Because the air is packed together so tightly at this point, the fuel molecules can react with more oxygen, resulting in more power. This also results in greater fuel efficiency than in a gas engine.
Is Diesel Better than Gas?
With its higher power output and greater efficiency, a diesel generator is better suited for high-demand or remote applications than gas.
Diesel generators are larger and more robust than gas generators in order to handle the higher power loads. These engines are almost always liquid-cooled rather than air-cooled.
In terms of price, diesel generators tend to cost more, mainly due to their larger, liquid-cooled engines. Less overall maintenance is required for diesel generators, but, when it is required, tends to be more expensive.
|Diesel Generators||Gas Generators|
|More Power||Less Power|
|Higher Fuel Efficiency||Lower Fuel Efficiency|
|Mostly Liquid-Cooled||Mostly Air-Cooled|
|Less Overall Maintenance||More Overall Maintenance|
|More Expensive||Less Expensive|
Diesel Commercial Generators
Commercial applications tend to use diesel generators more often than residential ones. They are common in the mining, construction, marine, and telecommunications industries due to their rugged build and power.
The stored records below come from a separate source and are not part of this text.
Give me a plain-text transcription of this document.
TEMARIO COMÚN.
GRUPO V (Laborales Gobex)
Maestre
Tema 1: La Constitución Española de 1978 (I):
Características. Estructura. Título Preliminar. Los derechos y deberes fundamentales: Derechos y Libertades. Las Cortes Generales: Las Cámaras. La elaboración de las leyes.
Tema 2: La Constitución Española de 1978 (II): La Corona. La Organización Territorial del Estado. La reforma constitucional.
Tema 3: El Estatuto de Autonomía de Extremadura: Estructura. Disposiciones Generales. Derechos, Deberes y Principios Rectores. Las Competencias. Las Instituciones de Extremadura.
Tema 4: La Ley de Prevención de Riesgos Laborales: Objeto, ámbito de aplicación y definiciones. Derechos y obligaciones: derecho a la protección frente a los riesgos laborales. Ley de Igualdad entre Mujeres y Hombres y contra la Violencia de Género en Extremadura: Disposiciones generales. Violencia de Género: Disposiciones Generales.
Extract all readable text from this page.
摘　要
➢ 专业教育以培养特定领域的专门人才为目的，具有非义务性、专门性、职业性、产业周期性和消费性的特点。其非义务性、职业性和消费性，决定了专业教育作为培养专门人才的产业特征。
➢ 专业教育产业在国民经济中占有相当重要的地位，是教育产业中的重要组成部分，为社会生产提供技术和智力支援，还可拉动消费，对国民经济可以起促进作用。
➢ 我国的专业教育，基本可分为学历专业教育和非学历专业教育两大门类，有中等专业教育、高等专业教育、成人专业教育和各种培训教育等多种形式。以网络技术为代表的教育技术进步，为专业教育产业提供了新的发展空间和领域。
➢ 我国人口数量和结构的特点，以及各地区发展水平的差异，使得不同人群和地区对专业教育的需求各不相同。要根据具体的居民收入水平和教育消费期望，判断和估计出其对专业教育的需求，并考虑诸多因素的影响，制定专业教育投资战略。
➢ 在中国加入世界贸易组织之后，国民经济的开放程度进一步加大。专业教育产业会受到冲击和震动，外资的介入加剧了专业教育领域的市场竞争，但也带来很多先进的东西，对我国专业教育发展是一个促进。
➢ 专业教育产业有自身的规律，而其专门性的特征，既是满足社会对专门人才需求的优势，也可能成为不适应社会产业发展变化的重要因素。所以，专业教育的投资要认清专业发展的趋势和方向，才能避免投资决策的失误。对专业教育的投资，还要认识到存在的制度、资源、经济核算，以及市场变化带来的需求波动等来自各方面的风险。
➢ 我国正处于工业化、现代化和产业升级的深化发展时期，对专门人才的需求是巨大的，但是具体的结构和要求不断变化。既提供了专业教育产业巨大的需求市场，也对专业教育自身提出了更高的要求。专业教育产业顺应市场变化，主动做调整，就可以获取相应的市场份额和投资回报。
The fuel and maintenance savings are also popular among commercial owners, who often put their generators under the strain of heavy, long-term use. A diesel generator is the undisputed better option for commercial applications.
Home Diesel Generators
Although much less common, home standby diesel generators can benefit homeowners for all the same reasons.
Homeowners have often stayed away from diesel because they associate it with toxicity and noise. However, newer diesel engines are becoming quieter, and their toxic emissions are comparable to those of gasoline.
Diesel is also less flammable than gasoline and safer to store. During emergency situations like hurricanes or earthquakes, diesel may also be easier to obtain--and that's when you would need your generator the most.
Finally, remote homeowners who aren't connected to a natural gas line might need a diesel generator. There are even smaller units for those who would like a portable diesel generator, such as hunters in a lodge.
Power in Your Hands
Diesel generators give you more available power to get the job done, and you don't even have to be a truck driver.